## Dimension Reduction [3] : TSNE

![](https://upload.wikimedia.org/wikipedia/commons/2/27/MnistExamples.png)

- [🎛 Dimension Reduction [1] : PCA](https://www.kaggle.com/subinium/dimension-reduction-1-pca)
- [🎛 Dimension Reduction [2] : LDA](https://www.kaggle.com/subinium/dimension-reduction-2-lda)
- [🎛 Dimension Reduction [4] : UMAP](https://www.kaggle.com/subinium/dimension-reduction-4-umap)

## Import Library & Default Setting

In [None]:
import numpy as np # linear algebra
import pandas as pd # data processing, CSV file I/O (e.g. pd.read_csv)
import matplotlib as mpl
import matplotlib.pyplot as plt

import os
for dirname, _, filenames in os.walk('/kaggle/input'):
    for filename in filenames:
        print(os.path.join(dirname, filename))


In [None]:
# matplotlib configure
plt.rcParams['image.cmap'] = 'gray'
# Color from R ggplot colormap
color = ['#6388b4', '#ffae34', '#ef6f6a', '#8cc2ca', '#55ad89', '#c3bc3f', '#bb7693', '#baa094', '#a9b5ae', '#767676']

In [None]:
mnist = pd.read_csv('/kaggle/input/digit-recognizer/train.csv')
label = mnist['label']
mnist.drop(['label'], inplace=True, axis=1)

## T-SNE & Result

**TSNE** stands for t-Stochastic Nearest Neighbor.

It is very slow in terms of speed, but produces good clustering in terms of performance. However, it can be used because RAPID.AI has implemented a fast TSNE with GPU. I will add it later.

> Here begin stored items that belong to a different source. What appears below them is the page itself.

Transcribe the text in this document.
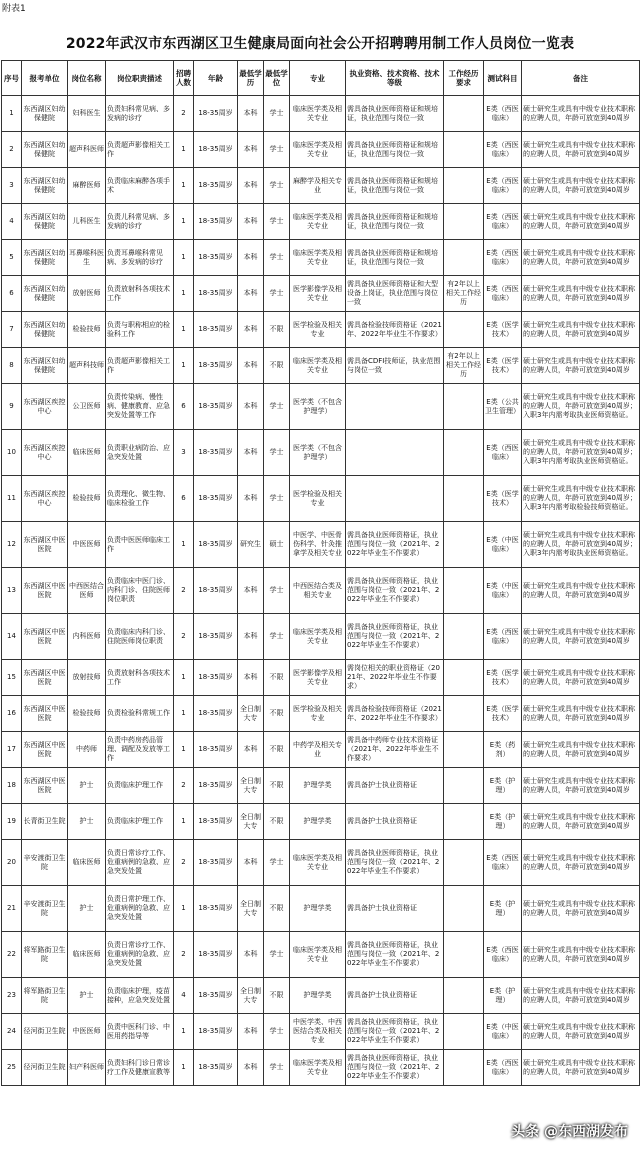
附表1
2022年武汉市东西湖区卫生健康局面向社会公开招聘聘用制工作人员岗位一览表
序号	报考单位	岗位名称	岗位职责描述	招聘人数	年龄	最低学历	最低学位	专业	执业资格、技术资格、技术等级	工作经历要求	测试科目	备注
1	东西湖区妇幼保健院	妇科医生	负责妇科常见病、多发病的诊疗	2	18-35周岁	本科	学士	临床医学类及相关专业	需具备执业医师资格证和规培证，执业范围与岗位一致		E类（西医临床）	硕士研究生或具有中级专业技术职称的应聘人员，年龄可放宽到40周岁
2	东西湖区妇幼保健院	超声科医师	负责超声影像相关工作	1	18-35周岁	本科	学士	临床医学类及相关专业	需具备执业医师资格证和规培证，执业范围与岗位一致		E类（西医临床）	硕士研究生或具有中级专业技术职称的应聘人员，年龄可放宽到40周岁
3	东西湖区妇幼保健院	麻醉医师	负责临床麻醉各项手术	1	18-35周岁	本科	学士	麻醉学及相关专业	需具备执业医师资格证和规培证，执业范围与岗位一致		E类（西医临床）	硕士研究生或具有中级专业技术职称的应聘人员，年龄可放宽到40周岁
4	东西湖区妇幼保健院	儿科医生	负责儿科常见病、多发病的诊疗	1	18-35周岁	本科	学士	临床医学类及相关专业	需具备执业医师资格证和规培证，执业范围与岗位一致		E类（西医临床）	硕士研究生或具有中级专业技术职称的应聘人员，年龄可放宽到40周岁
5	东西湖区妇幼保健院	耳鼻喉科医生	负责耳鼻喉科常见病、多发病的诊疗	1	18-35周岁	本科	学士	临床医学类及相关专业	需具备执业医师资格证和规培证，执业范围与岗位一致		E类（西医临床）	硕士研究生或具有中级专业技术职称的应聘人员，年龄可放宽到40周岁
6	东西湖区妇幼保健院	放射医师	负责放射科各项技术工作	1	18-35周岁	本科	学士	医学影像学及相关专业	需具备执业医师资格证和大型设备上岗证，执业范围与岗位一致	有2年以上相关工作经历	E类（西医临床）	硕士研究生或具有中级专业技术职称的应聘人员，年龄可放宽到40周岁
7	东西湖区妇幼保健院	检验技师	负责与职称相应的检验科工作	1	18-35周岁	本科	不限	医学检验及相关专业	需具备检验技师资格证（2021年、2022年毕业生不作要求）		E类（医学技术）	硕士研究生或具有中级专业技术职称的应聘人员，年龄可放宽到40周岁
8	东西湖区妇幼保健院	超声科技师	负责超声影像相关工作	1	18-35周岁	本科	不限	临床医学类及相关专业	需具备CDFI技师证，执业范围与岗位一致	有2年以上相关工作经历	E类（医学技术）	硕士研究生或具有中级专业技术职称的应聘人员，年龄可放宽到40周岁
9	东西湖区疾控中心	公卫医师	负责传染病、慢性病、健康教育、应急突发处置等工作	6	18-35周岁	本科	学士	医学类（不包含护理学）			E类（公共卫生管理）	硕士研究生或具有中级专业技术职称的应聘人员，年龄可放宽到40周岁；入职3年内需考取执业医师资格证。
10	东西湖区疾控中心	临床医师	负责职业病防治、应急突发处置	3	18-35周岁	本科	学士	医学类（不包含护理学）			E类（西医临床）	硕士研究生或具有中级专业技术职称的应聘人员，年龄可放宽到40周岁；入职3年内需考取执业医师资格证。
11	东西湖区疾控中心	检验技师	负责理化、微生物、临床检验工作	6	18-35周岁	本科	学士	医学检验及相关专业			E类（医学技术）	硕士研究生或具有中级专业技术职称的应聘人员，年龄可放宽到40周岁；入职3年内需考取检验技师资格证。
12	东西湖区中医医院	中医医师	负责中医医师临床工作	1	18-35周岁	研究生	硕士	中医学、中医骨伤科学、针灸推拿学及相关专业	需具备执业医师资格证，执业范围与岗位一致（2021年、2022年毕业生不作要求）		E类（中医临床）	硕士研究生或具有中级专业技术职称的应聘人员，年龄可放宽到40周岁；入职3年内需考取执业医师资格证。
13	东西湖区中医医院	中西医结合医师	负责临床中医门诊、内科门诊、住院医师岗位职责	2	18-35周岁	本科	学士	中西医结合类及相关专业	需具备执业医师资格证，执业范围与岗位一致（2021年、2022年毕业生不作要求）		E类（中医临床）	硕士研究生或具有中级专业技术职称的应聘人员，年龄可放宽到40周岁
14	东西湖区中医医院	内科医师	负责临床内科门诊、住院医师岗位职责	2	18-35周岁	本科	学士	临床医学类及相关专业	需具备执业医师资格证，执业范围与岗位一致（2021年、2022年毕业生不作要求）		E类（西医临床）	硕士研究生或具有中级专业技术职称的应聘人员，年龄可放宽到40周岁
15	东西湖区中医医院	放射技师	负责放射科各项技术工作	1	18-35周岁	本科	不限	医学影像学及相关专业	需岗位相关的职业资格证（2021年、2022年毕业生不作要求）		E类（医学技术）	硕士研究生或具有中级专业技术职称的应聘人员，年龄可放宽到40周岁
16	东西湖区中医医院	检验技师	负责检验科常规工作	1	18-35周岁	全日制大专	不限	医学检验及相关专业	需具备检验技师资格证（2021年、2022年毕业生不作要求）		E类（医学技术）	硕士研究生或具有中级专业技术职称的应聘人员，年龄可放宽到40周岁
17	东西湖区中医医院	中药师	负责中药房药品管理、调配及发放等工作	1	18-35周岁	本科	不限	中药学及相关专业	需具备中药师专业技术资格证（2021年、2022年毕业生不作要求）		E类（药剂）	硕士研究生或具有中级专业技术职称的应聘人员，年龄可放宽到40周岁
18	东西湖区中医医院	护士	负责临床护理工作	2	18-35周岁	全日制大专	不限	护理学类	需具备护士执业资格证		E类（护理）	硕士研究生或具有中级专业技术职称的应聘人员，年龄可放宽到40周岁
19	长青街卫生院	护士	负责临床护理工作	1	18-35周岁	全日制大专	不限	护理学类	需具备护士执业资格证		E类（护理）	硕士研究生或具有中级专业技术职称的应聘人员，年龄可放宽到40周岁
20	辛安渡街卫生院	临床医师	负责日常诊疗工作、危重病例的急救、应急突发处置	2	18-35周岁	本科	学士	临床医学类及相关专业	需具备执业医师资格证，执业范围与岗位一致（2021年、2022年毕业生不作要求）		E类（西医临床）	硕士研究生或具有中级专业技术职称的应聘人员，年龄可放宽到40周岁
21	辛安渡街卫生院	护士	负责日常护理工作、危重病例的急救、应急突发处置	1	18-35周岁	全日制大专	不限	护理学类	需具备护士执业资格证		E类（护理）	硕士研究生或具有中级专业技术职称的应聘人员，年龄可放宽到40周岁
22	将军路街卫生院	临床医师	负责日常诊疗工作、危重病例的急救、应急突发处置	2	18-35周岁	本科	学士	临床医学类及相关专业	需具备执业医师资格证，执业范围与岗位一致（2021年、2022年毕业生不作要求）		E类（西医临床）	硕士研究生或具有中级专业技术职称的应聘人员，年龄可放宽到40周岁
23	将军路街卫生院	护士	负责临床护理，疫苗接种，应急突发处置	4	18-35周岁	全日制大专	不限	护理学类	需具备护士执业资格证		E类（护理）	硕士研究生或具有中级专业技术职称的应聘人员，年龄可放宽到40周岁
24	径河街卫生院	中医医师	负责中医科门诊、中医用药指导等	1	18-35周岁	本科	学士	中医学类、中西医结合类及相关专业	需具备执业医师资格证，执业范围与岗位一致（2021年、2022年毕业生不作要求）		E类（中医临床）	硕士研究生或具有中级专业技术职称的应聘人员，年龄可放宽到40周岁
25	径河街卫生院	妇产科医师	负责妇科门诊日常诊疗工作及健康宣教等	1	18-35周岁	本科	学士	临床医学类及相关专业	需具备执业医师资格证，执业范围与岗位一致（2021年、2022年毕业生不作要求）		E类（西医临床）	硕士研究生或具有中级专业技术职称的应聘人员，年龄可放宽到40周岁
头条 @东西湖发布
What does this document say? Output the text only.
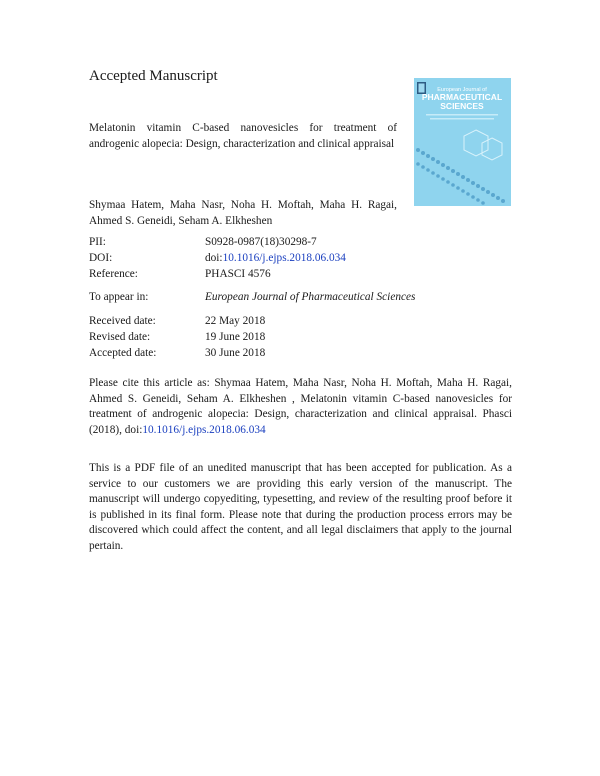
Accepted Manuscript
Melatonin vitamin C-based nanovesicles for treatment of androgenic alopecia: Design, characterization and clinical appraisal
Shymaa Hatem, Maha Nasr, Noha H. Moftah, Maha H. Ragai, Ahmed S. Geneidi, Seham A. Elkheshen
European Journal of
PHARMACEUTICAL
SCIENCES
PII:	S0928-0987(18)30298-7
DOI:	doi:10.1016/j.ejps.2018.06.034
Reference:	PHASCI 4576
To appear in:	European Journal of Pharmaceutical Sciences
Received date:	22 May 2018
Revised date:	19 June 2018
Accepted date:	30 June 2018

Please cite this article as: Shymaa Hatem, Maha Nasr, Noha H. Moftah, Maha H. Ragai, Ahmed S. Geneidi, Seham A. Elkheshen , Melatonin vitamin C-based nanovesicles for treatment of androgenic alopecia: Design, characterization and clinical appraisal. Phasci (2018), doi:10.1016/j.ejps.2018.06.034

This is a PDF file of an unedited manuscript that has been accepted for publication. As a service to our customers we are providing this early version of the manuscript. The manuscript will undergo copyediting, typesetting, and review of the resulting proof before it is published in its final form. Please note that during the production process errors may be discovered which could affect the content, and all legal disclaimers that apply to the journal pertain.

It is supervised learning like LDA.

In [None]:
%%time
from sklearn.manifold import TSNE

tsne = TSNE(n_components=2,random_state=0)
mnist_tsne = tsne.fit_transform(mnist, label)

In [None]:
import plotly.graph_objects as go

fig = go.Figure()

for idx in range(10):
    fig.add_trace(go.Scatter(
        x = mnist_tsne[:,0][label==idx],
        y = mnist_tsne[:,1][label==idx],
        name=str(idx),
        opacity=0.6,
        mode='markers',
        marker=dict(color=color[idx])
        
    ))

fig.update_layout(
    width = 800,
    height = 800,
    title = "T-SNE result",
    yaxis = dict(
      scaleanchor = "x",
      scaleratio = 1
    ),
    legend=dict(
        orientation="h",
        yanchor="bottom",
        y=1.02,
        xanchor="right",
        x=1
    )
)


fig.show()

Certainly, you can see that clustering works better than traditional mathematical methodologies.